The Training Configuration
const model = train(
untrained,
{
numSteps: 5000, // how many sentences to learn from
learningRate: 0.01, // how aggressively to update (decays to 0)
beta1: 0.85, // momentum decay rate
beta2: 0.99, // gradient magnitude decay rate
epsAdam: 1e-8, // numerical stability term
},
sentences,
tokenizer,
);
5,000 steps takes a few minutes on a laptop. Each step processes one sentence, building a full computation graph from tokens to loss, running backpropagation, and updating all parameters.
What Each Parameter Controls
numSteps is how many sentences the model trains on.

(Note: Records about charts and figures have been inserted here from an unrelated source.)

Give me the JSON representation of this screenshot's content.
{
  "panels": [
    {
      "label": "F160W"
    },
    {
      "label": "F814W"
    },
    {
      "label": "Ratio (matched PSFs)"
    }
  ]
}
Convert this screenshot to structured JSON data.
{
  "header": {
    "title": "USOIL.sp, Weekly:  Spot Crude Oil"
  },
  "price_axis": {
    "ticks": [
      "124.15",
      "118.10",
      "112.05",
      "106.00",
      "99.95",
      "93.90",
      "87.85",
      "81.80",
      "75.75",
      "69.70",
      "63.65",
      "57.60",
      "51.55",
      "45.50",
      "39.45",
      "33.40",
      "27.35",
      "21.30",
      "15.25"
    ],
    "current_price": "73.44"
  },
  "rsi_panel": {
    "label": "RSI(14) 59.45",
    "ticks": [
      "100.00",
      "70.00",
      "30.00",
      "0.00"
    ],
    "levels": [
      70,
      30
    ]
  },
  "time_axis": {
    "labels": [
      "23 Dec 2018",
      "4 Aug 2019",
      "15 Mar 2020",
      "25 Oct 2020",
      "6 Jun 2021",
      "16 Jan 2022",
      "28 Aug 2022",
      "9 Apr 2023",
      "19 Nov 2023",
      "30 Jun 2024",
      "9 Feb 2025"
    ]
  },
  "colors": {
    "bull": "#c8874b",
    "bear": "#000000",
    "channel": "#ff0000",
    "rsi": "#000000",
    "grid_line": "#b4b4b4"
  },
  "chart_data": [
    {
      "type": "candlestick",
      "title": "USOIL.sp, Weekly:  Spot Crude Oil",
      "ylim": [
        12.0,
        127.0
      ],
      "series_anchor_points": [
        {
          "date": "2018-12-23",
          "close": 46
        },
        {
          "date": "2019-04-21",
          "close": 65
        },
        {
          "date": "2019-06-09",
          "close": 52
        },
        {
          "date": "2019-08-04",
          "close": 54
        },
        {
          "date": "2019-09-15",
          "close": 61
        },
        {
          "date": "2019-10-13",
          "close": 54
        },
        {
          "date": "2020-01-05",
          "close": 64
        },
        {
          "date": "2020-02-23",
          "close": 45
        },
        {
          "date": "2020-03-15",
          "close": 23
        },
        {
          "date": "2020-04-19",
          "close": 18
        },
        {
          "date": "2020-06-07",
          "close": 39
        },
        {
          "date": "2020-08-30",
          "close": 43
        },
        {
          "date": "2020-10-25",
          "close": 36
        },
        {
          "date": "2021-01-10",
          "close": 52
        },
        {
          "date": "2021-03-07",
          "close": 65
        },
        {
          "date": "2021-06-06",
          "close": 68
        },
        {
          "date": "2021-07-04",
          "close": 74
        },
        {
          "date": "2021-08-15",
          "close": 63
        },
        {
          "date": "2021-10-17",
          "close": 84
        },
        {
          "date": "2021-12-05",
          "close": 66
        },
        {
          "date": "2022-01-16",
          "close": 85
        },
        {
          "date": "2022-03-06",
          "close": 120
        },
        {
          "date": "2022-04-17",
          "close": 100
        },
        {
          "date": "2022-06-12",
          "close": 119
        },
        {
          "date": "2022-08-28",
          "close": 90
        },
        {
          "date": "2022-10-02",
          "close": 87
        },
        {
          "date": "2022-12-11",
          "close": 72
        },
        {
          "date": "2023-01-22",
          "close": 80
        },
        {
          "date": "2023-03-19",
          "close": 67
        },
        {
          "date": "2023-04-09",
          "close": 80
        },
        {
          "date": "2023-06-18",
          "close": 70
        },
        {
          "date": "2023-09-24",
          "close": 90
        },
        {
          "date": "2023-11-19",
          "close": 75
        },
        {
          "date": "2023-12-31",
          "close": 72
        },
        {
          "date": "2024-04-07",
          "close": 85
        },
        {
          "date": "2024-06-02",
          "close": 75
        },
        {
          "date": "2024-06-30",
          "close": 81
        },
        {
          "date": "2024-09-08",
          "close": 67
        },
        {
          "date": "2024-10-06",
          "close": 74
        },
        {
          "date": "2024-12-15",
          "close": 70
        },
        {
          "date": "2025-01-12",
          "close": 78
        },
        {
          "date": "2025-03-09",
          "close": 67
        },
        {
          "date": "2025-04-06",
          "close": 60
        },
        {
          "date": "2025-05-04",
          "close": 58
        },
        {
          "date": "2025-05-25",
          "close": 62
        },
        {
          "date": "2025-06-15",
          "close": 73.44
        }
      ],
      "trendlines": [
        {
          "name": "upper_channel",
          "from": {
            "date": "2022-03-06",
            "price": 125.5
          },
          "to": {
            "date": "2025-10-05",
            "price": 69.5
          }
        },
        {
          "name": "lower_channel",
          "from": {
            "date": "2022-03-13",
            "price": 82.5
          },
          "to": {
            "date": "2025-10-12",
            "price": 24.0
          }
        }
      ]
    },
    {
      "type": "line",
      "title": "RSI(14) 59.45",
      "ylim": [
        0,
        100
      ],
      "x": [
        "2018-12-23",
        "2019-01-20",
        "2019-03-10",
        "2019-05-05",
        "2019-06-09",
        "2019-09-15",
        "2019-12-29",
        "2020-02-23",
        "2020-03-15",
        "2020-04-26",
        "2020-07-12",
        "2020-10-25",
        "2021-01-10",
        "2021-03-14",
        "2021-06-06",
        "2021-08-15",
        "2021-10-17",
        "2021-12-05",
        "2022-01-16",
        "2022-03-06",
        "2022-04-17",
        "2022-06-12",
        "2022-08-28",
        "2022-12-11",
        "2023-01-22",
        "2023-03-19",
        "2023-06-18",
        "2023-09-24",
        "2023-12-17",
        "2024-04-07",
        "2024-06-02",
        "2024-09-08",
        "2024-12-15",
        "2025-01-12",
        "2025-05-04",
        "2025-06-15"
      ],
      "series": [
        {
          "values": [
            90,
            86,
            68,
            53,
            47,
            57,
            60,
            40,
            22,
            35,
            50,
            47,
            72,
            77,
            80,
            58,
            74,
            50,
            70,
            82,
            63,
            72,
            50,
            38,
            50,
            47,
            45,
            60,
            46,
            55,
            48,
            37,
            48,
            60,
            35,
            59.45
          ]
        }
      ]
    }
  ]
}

The training loop
cycles through the dataset one sentence per step (sentences[step % sentences.length]). One full pass through every sentence is called an epoch.
If you had ~400 unique sentences, 5,000 steps would mean roughly 12 epochs,
cycling through the data 12 times. Our dataset has 30,000 sentences, so 5,000
steps covers only the first sixth with no cycling at all. You can increase
numSteps or reduce the dataset size to get more epochs, but be careful:
cycling through the same sentences too many times risks overfitting, where the
model memorizes the training data instead of learning general patterns.
learningRate controls how large each parameter update is. At 0.01, each
step nudges parameters by roughly 1% of the gradient signal. This decays
linearly to 0 over training: large steps early to learn quickly, small steps
later to fine-tune. If the learning rate is too high, the model overshoots and
loss oscillates instead of decreasing. Too low and learning is painfully slow.
beta1 and beta2 control the Adam optimizer’s memory. beta1 = 0.85
means momentum remembers 85% of recent gradient directions and incorporates 15%
of the new one. This smooths out noisy gradients. beta2 = 0.99 means the
magnitude tracker is more conservative, updating slowly to get a stable
estimate of each parameter’s typical gradient size.
epsAdam is a tiny constant (0.00000001) added to prevent division by zero
in the Adam update. It never meaningfully affects the training; it is purely a
safety net for numerical stability.